Not all Ellis Island arrivals intended on staying in the U.S. on a permanent or even temporary basis; some were simply in transit to other destinations. Even though such "non-immigrant aliens" had no intention of staying in the United States, as steerage passengers they would undergo the same inspection regime that other immigrants at Ellis Island were subject to. Upon arrival in the New York harbor, they had to disembark from their steamship, then take a transfer ferry to Ellis Island, disembark again, then join the long, multitrack inspection process which could result in unpredictable outcomes. This time-consuming procedure gave arrivals more exposure to Ellis Island inspectors, some of whom kept an eye out for "unusually attractive or different immigrants" and, before they disappeared into the flood of arrivals, quickly brought them to the attention of Sherman. From there, it is assumed, Sherman would grab his equipment in haste and rush over to meet the individual(s), then direct them to a suitable location for a photo portrait. It remains unclear what he told his sitters the photos would be use for, or sought their permission to distribute prints of them to the press and other groups.
Unlike many of Sherman's other subjects, none of the individuals in his "Guadeloupe" photos appear to have been detained or held for special inquiry, but simply had time to spare before re-embarking following the conclusion of the inspection process. There were nearly 40 more "Guadeloupe women" traveling with the group but not photographed by Sherman.
Sherman gave precise details about both their date of entry and the ship they arrived on in a typed caption, but no names or mention of the fact that the group was simply in transit and not actual immigrants to the U.S. Although in this case it's not possible to match faces to names, locating the ship's manifest creates a flip side to Sherman's "Guadeloupe women" portraits. Clustered together on a couple of sheets, we see the group of 58 non-immigrant aliens from Guadeloupe—most unmarried women under the age of 30—who arrived at Ellis Island on 6 April 1911.

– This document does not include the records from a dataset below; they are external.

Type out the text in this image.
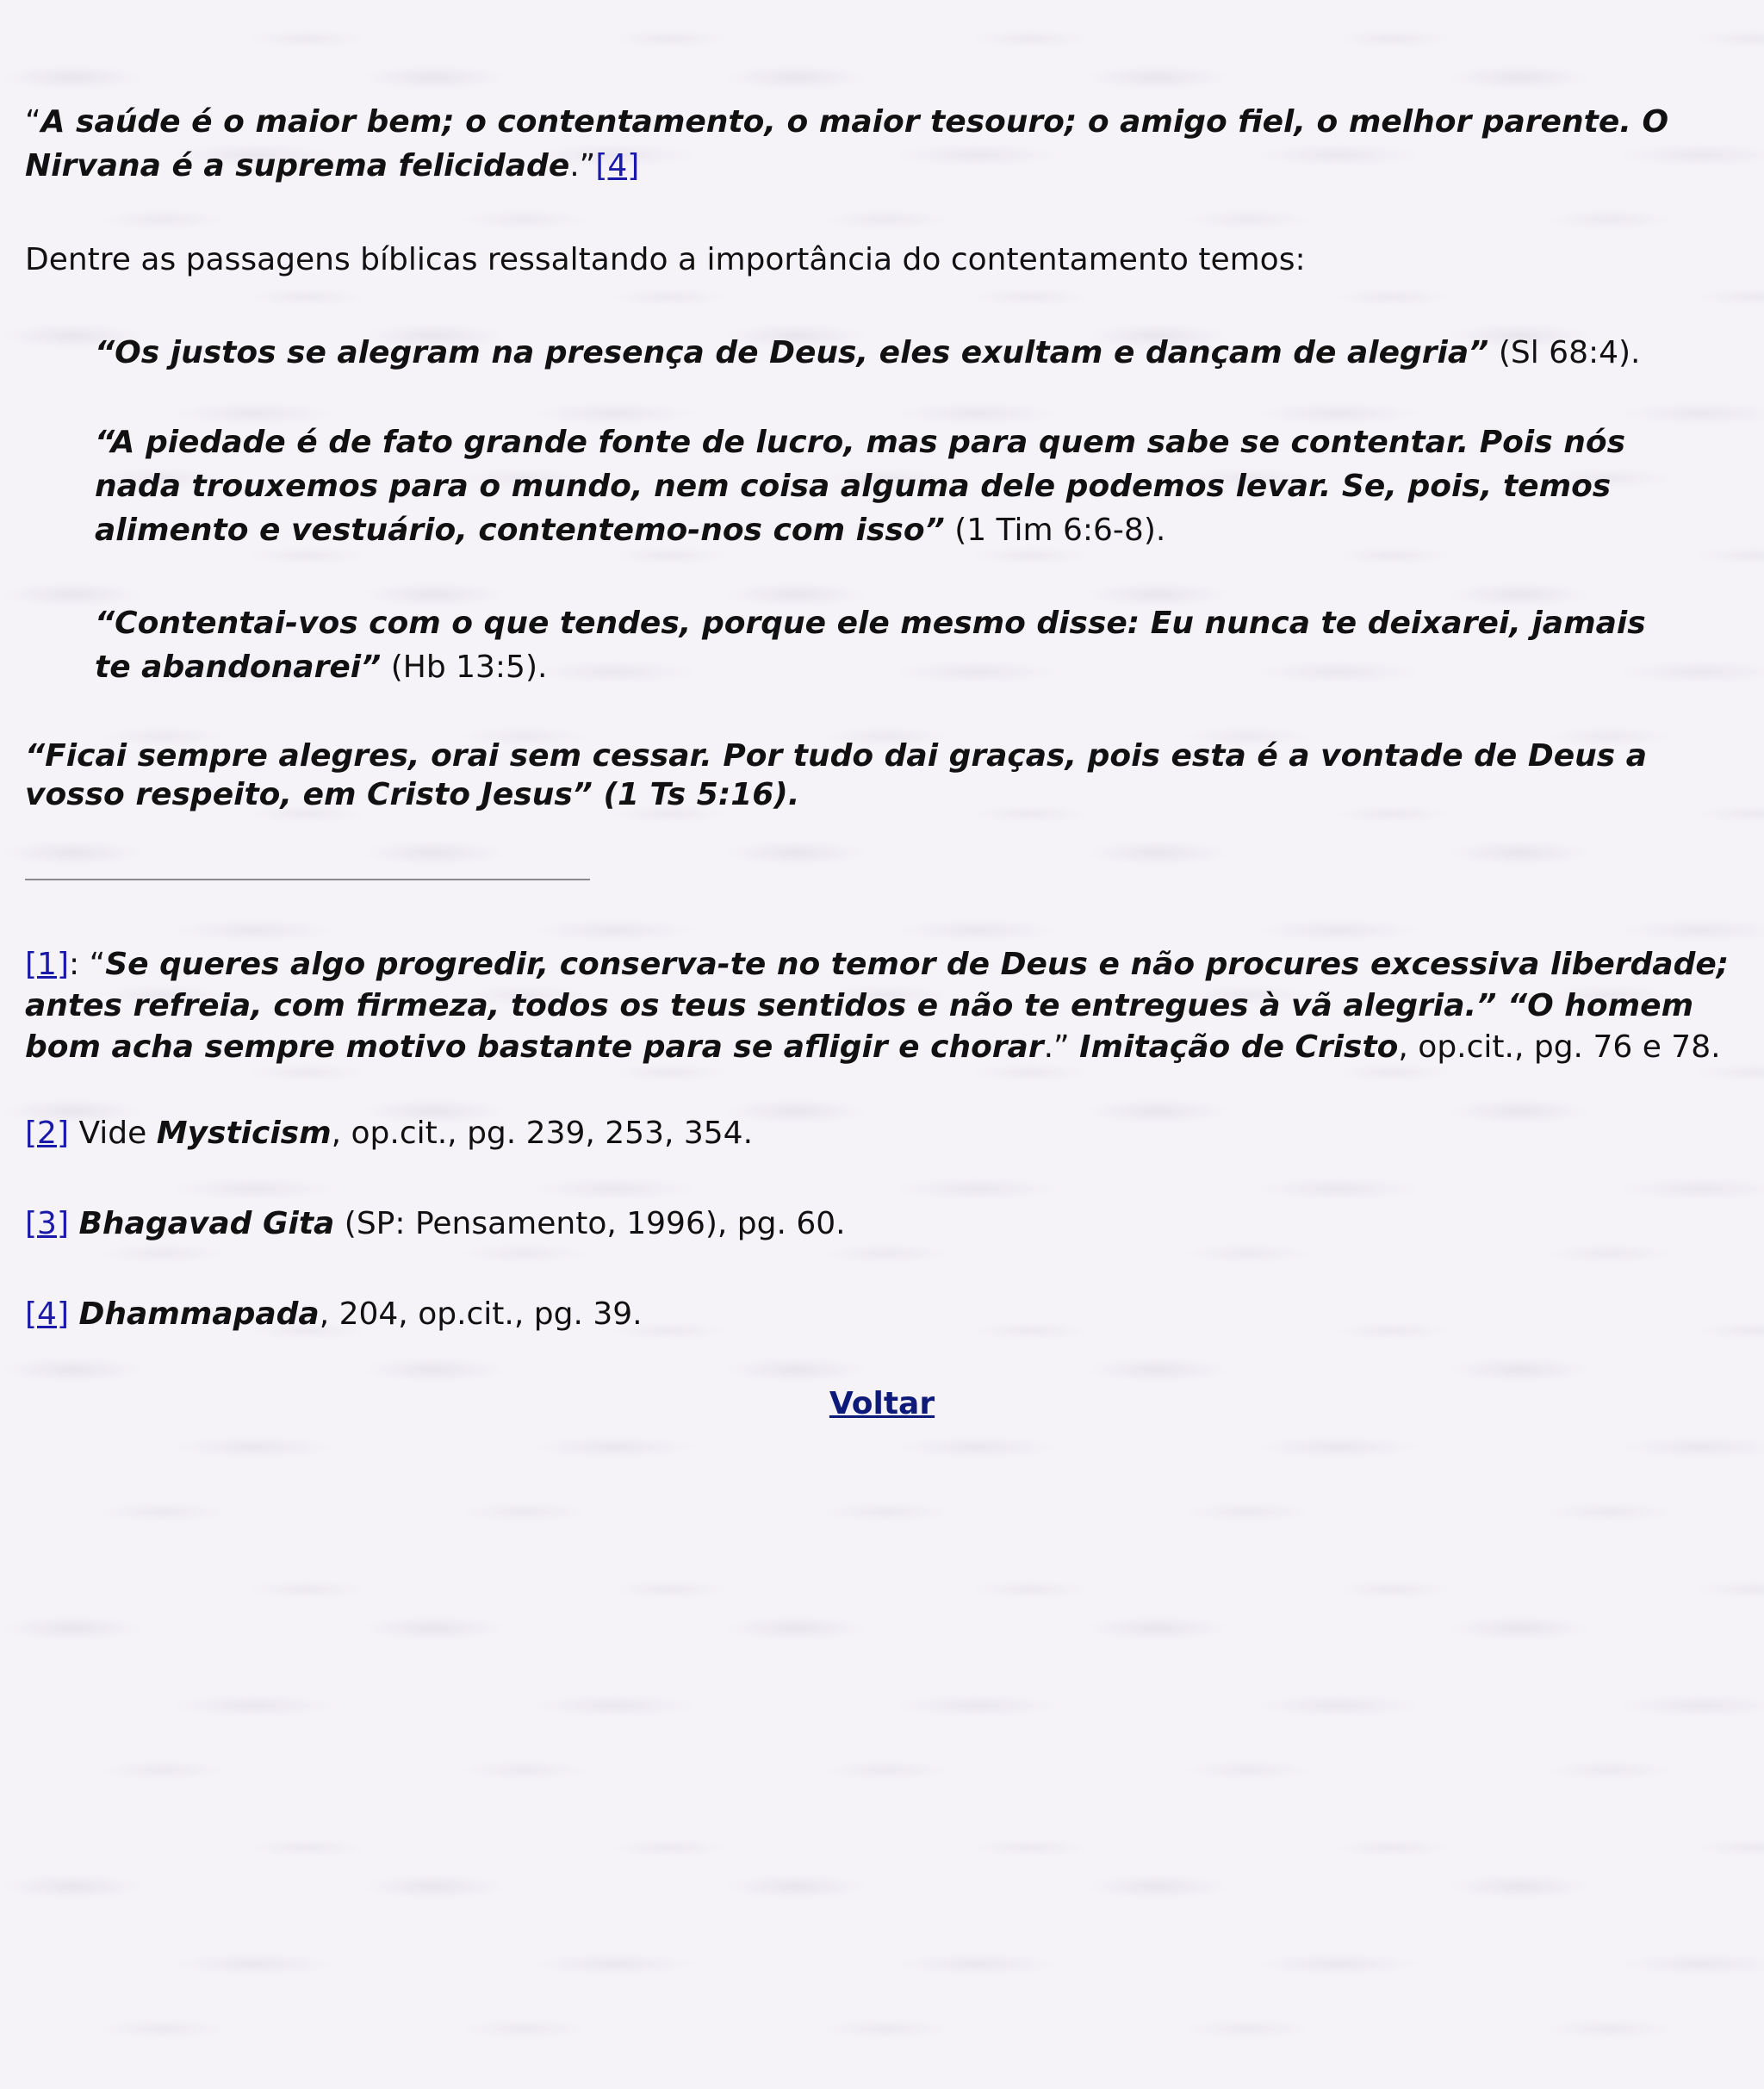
“A saúde é o maior bem; o contentamento, o maior tesouro; o amigo fiel, o melhor parente. O Nirvana é a suprema felicidade.”[4]

Dentre as passagens bíblicas ressaltando a importância do contentamento temos:

“Os justos se alegram na presença de Deus, eles exultam e dançam de alegria” (Sl 68:4).

“A piedade é de fato grande fonte de lucro, mas para quem sabe se contentar. Pois nós nada trouxemos para o mundo, nem coisa alguma dele podemos levar. Se, pois, temos alimento e vestuário, contentemo-nos com isso” (1 Tim 6:6-8).

“Contentai-vos com o que tendes, porque ele mesmo disse: Eu nunca te deixarei, jamais te abandonarei” (Hb 13:5).

“Ficai sempre alegres, orai sem cessar. Por tudo dai graças, pois esta é a vontade de Deus a vosso respeito, em Cristo Jesus” (1 Ts 5:16).

[1]: “Se queres algo progredir, conserva-te no temor de Deus e não procures excessiva liberdade; antes refreia, com firmeza, todos os teus sentidos e não te entregues à vã alegria.” “O homem bom acha sempre motivo bastante para se afligir e chorar.” Imitação de Cristo, op.cit., pg. 76 e 78.

[2] Vide Mysticism, op.cit., pg. 239, 253, 354.

[3] Bhagavad Gita (SP: Pensamento, 1996), pg. 60.

[4] Dhammapada, 204, op.cit., pg. 39.

Voltar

None carried any money and all had their passage paid by their future employers in Canada. Prior to leaving Guadeloupe, group members signed two-year contracts—with a monthly salary of $5—to work as domestic servants in the homes of wealthy French-Canadian families, mostly in the province of Québec. Following inspection and processing at Ellis Island, the group then re-boarded the S.S. Korona and traveled on to Le Port de Montréal. They were essentially contract laborers and this was clearly spelled out only after the ship reached its final destination. Canadian immigration inspectors at the port recorded additional details about the group on their own passenger lists:Besides the ship's crew, this group of 58 appear to have been the only passengers remaining aboard the S.S. Korona as it arrived in Québec. Shortly after their arrival, however, 12 of the 58 arrivals (20%) were recommended for deportation by immigration officials for unspecified reasons. Some of those deported could have been among the individuals photographed by Sherman just a day earlier.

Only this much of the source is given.